AS THE DEFAULT pale ale from a brewery known for balance, Firestone Walker’s Pale 31 could have turned out dowdy—dependable and drinkable but wholly unremarkable. Happily, it isn’t. Though admittedly lesser than the exemplary Union Jack IPA and unlikely to top many lists of America’s best pale ale, Pale 31 still has plenty going for it. Flavorful and refreshing without being aggressive, its careful proportions and layered hop flavors (not just bitterness) are quintessentially Firestone.
The beer pours a lambent gold (7 SRM) with persistent effervescence filtering up from the bottom of the glass and a head moderate in size but pleasantly creamy. Unsurprisingly, the citric honey of Cascade hops take a leading role in aroma and flavor, though this is hardly a one-man show. Centennial and Chinook were also used for late-kettle additions and dry-hopping alike, giving Pale 31 a robust profile of resin, pine, grapefruit, zest, and so forth. Bittering with Fuggle hops accounts for 38 IBUs that are present and palate-cleansing (the heftiest punch shows up just before the aftertaste) without being unduly spiked by excessive carbonation or bicarbonates. The body is moderate, comprised of an unusually diverse malt bill (for an APA) that includes 2-row, Maris Otter, crystal, and Munich. The result is fairly transparent for all its components, though, aside from a little cereal flavor and grain texture in the aftertaste.
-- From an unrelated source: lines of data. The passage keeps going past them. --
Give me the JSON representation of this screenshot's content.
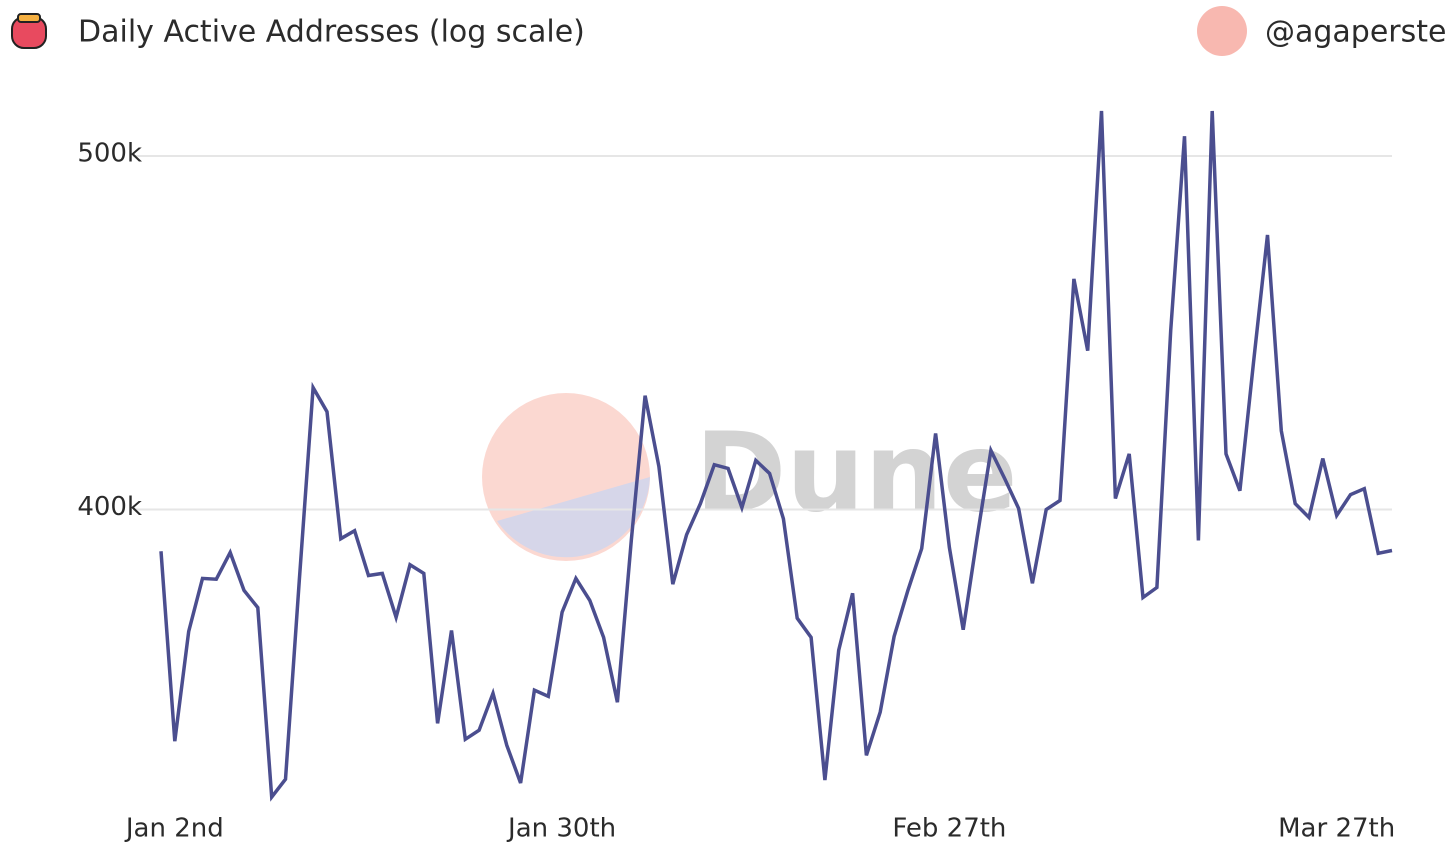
{
  "header": {
    "title": "Daily Active Addresses (log scale)",
    "author": "@agaperste"
  },
  "watermark": "Dune",
  "chart_data": {
    "type": "line",
    "log_scale": true,
    "grid": true,
    "color": "#4b4e8f",
    "categories": [
      null,
      "Jan 2nd",
      null,
      null,
      null,
      null,
      null,
      null,
      null,
      null,
      null,
      null,
      null,
      null,
      null,
      null,
      null,
      null,
      null,
      null,
      null,
      null,
      null,
      null,
      null,
      null,
      null,
      null,
      null,
      "Jan 30th",
      null,
      null,
      null,
      null,
      null,
      null,
      null,
      null,
      null,
      null,
      null,
      null,
      null,
      null,
      null,
      null,
      null,
      null,
      null,
      null,
      null,
      null,
      null,
      null,
      null,
      null,
      null,
      "Feb 27th",
      null,
      null,
      null,
      null,
      null,
      null,
      null,
      null,
      null,
      null,
      null,
      null,
      null,
      null,
      null,
      null,
      null,
      null,
      null,
      null,
      null,
      null,
      null,
      null,
      null,
      null,
      null,
      "Mar 27th",
      null,
      null,
      null,
      null
    ],
    "values": [
      389600,
      345600,
      370400,
      383000,
      382800,
      389300,
      380100,
      376000,
      333600,
      337400,
      382500,
      432000,
      425500,
      392700,
      394700,
      383700,
      384200,
      373700,
      386300,
      384200,
      349500,
      370600,
      346000,
      348000,
      356200,
      344700,
      336600,
      356900,
      355500,
      374900,
      383000,
      377700,
      369000,
      354200,
      392300,
      429800,
      411000,
      381600,
      393700,
      401500,
      411500,
      410500,
      400500,
      412600,
      409200,
      397700,
      373500,
      369000,
      337200,
      366000,
      379400,
      342500,
      352000,
      369200,
      380100,
      390300,
      419700,
      390500,
      370800,
      393000,
      415200,
      407900,
      400300,
      381800,
      400000,
      402300,
      462700,
      442200,
      514400,
      402800,
      414300,
      378400,
      380800,
      447800,
      506300,
      392300,
      514400,
      414300,
      404800,
      439400,
      475700,
      420400,
      401500,
      398000,
      413100,
      398500,
      403800,
      405300,
      389100,
      389800
    ],
    "ylim": [
      333000,
      518000
    ],
    "yticks": [
      {
        "value": 400000,
        "label": "400k"
      },
      {
        "value": 500000,
        "label": "500k"
      }
    ]
  }
}
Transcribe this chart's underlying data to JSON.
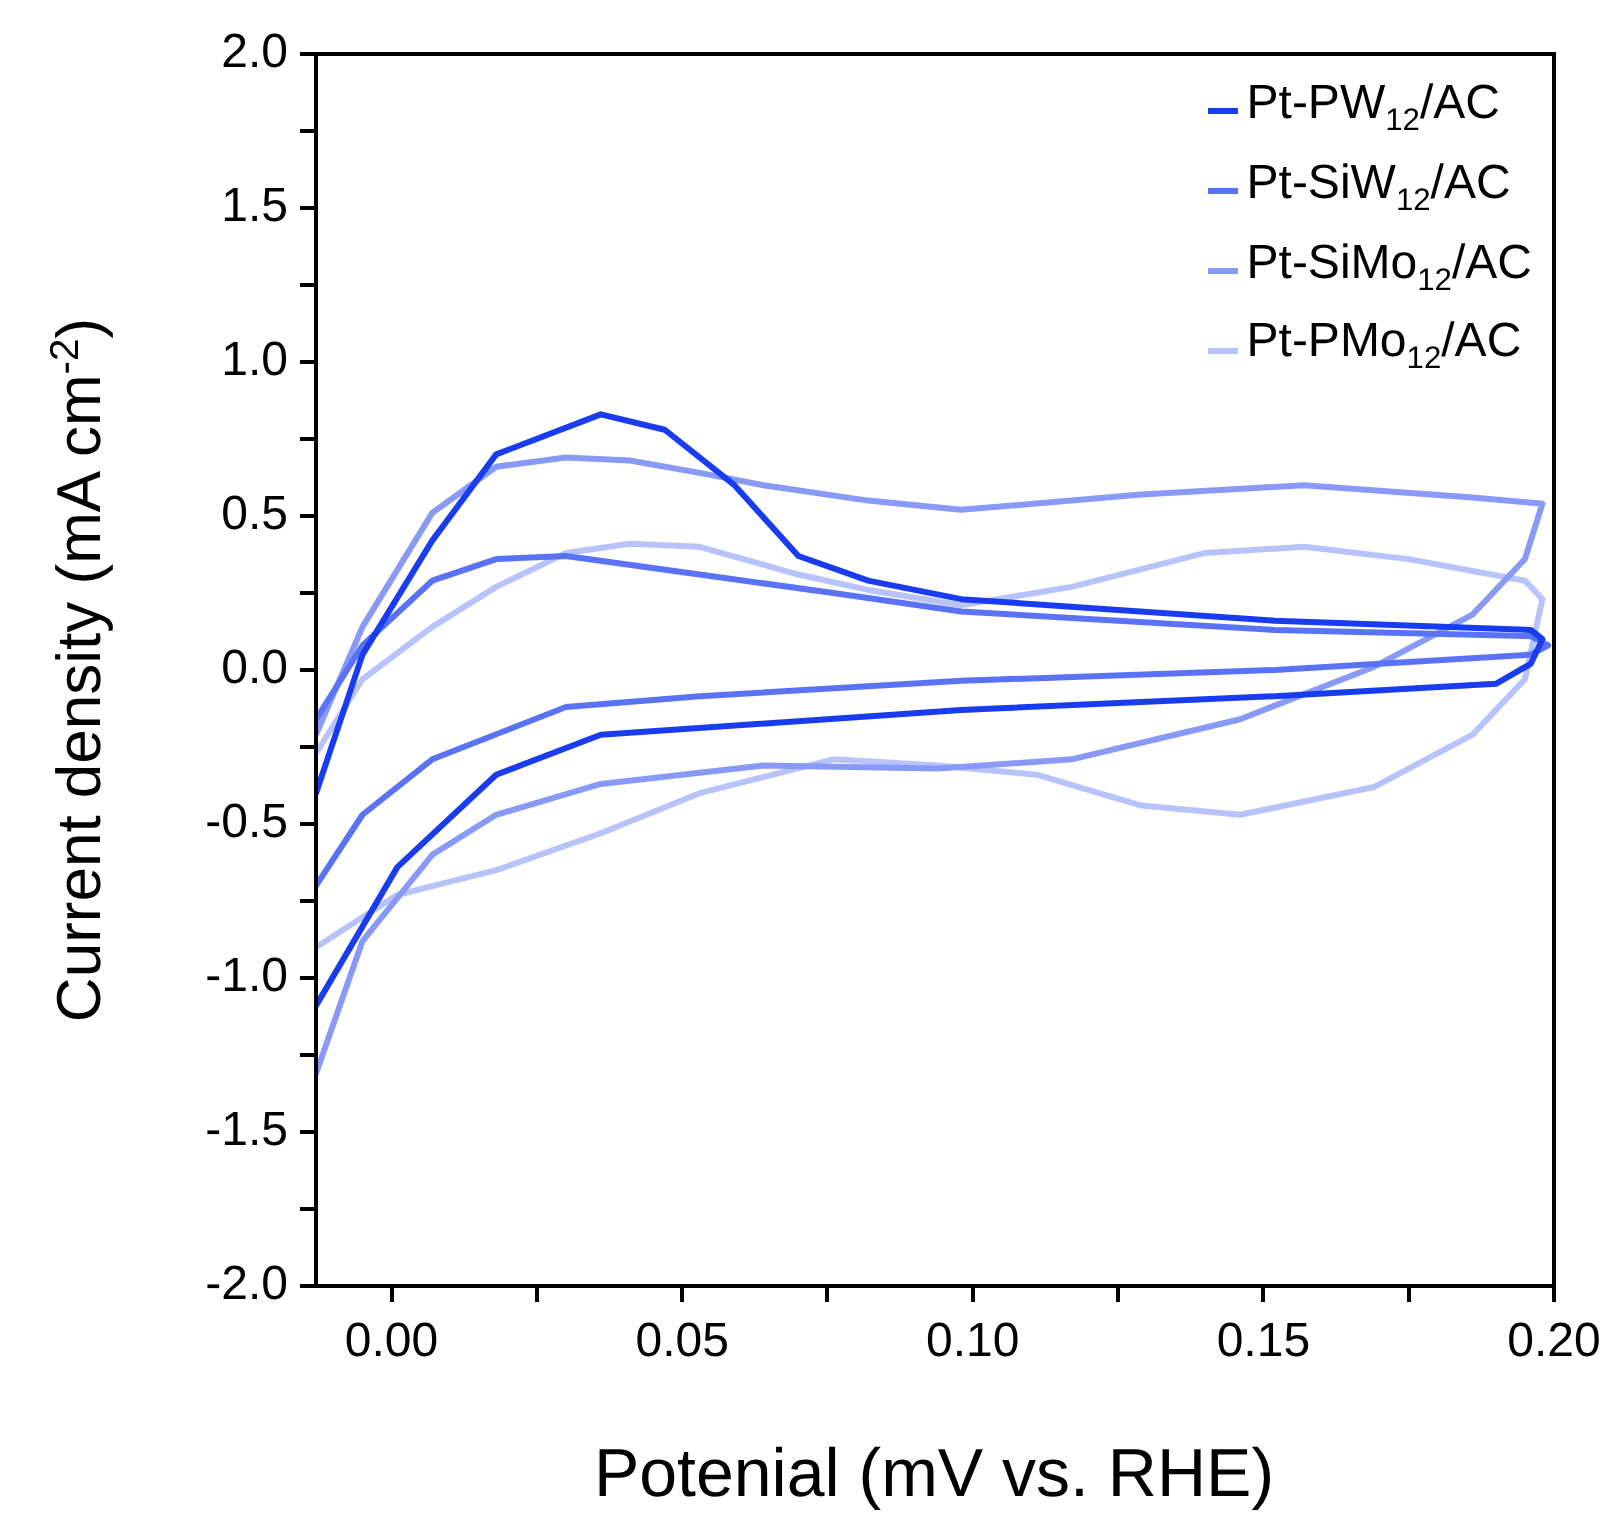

It remains substantial enough to sit just over the carbonation level, keep up with the bitterness through the finish, and obscure any impression of the 4.9% ABV. Altogether Pale 31 isn’t a revelatory experience, but such easygoing contours can only come from meticulous calculations and a rare diligence in the brewhouse.
Served: 12 oz bottle
Note: Rated in a vacuum this beer would score several notches higher. Yet we also live in a world that contains Double Jack and Parabola, and even those powerful testaments must concede some few points to perfection.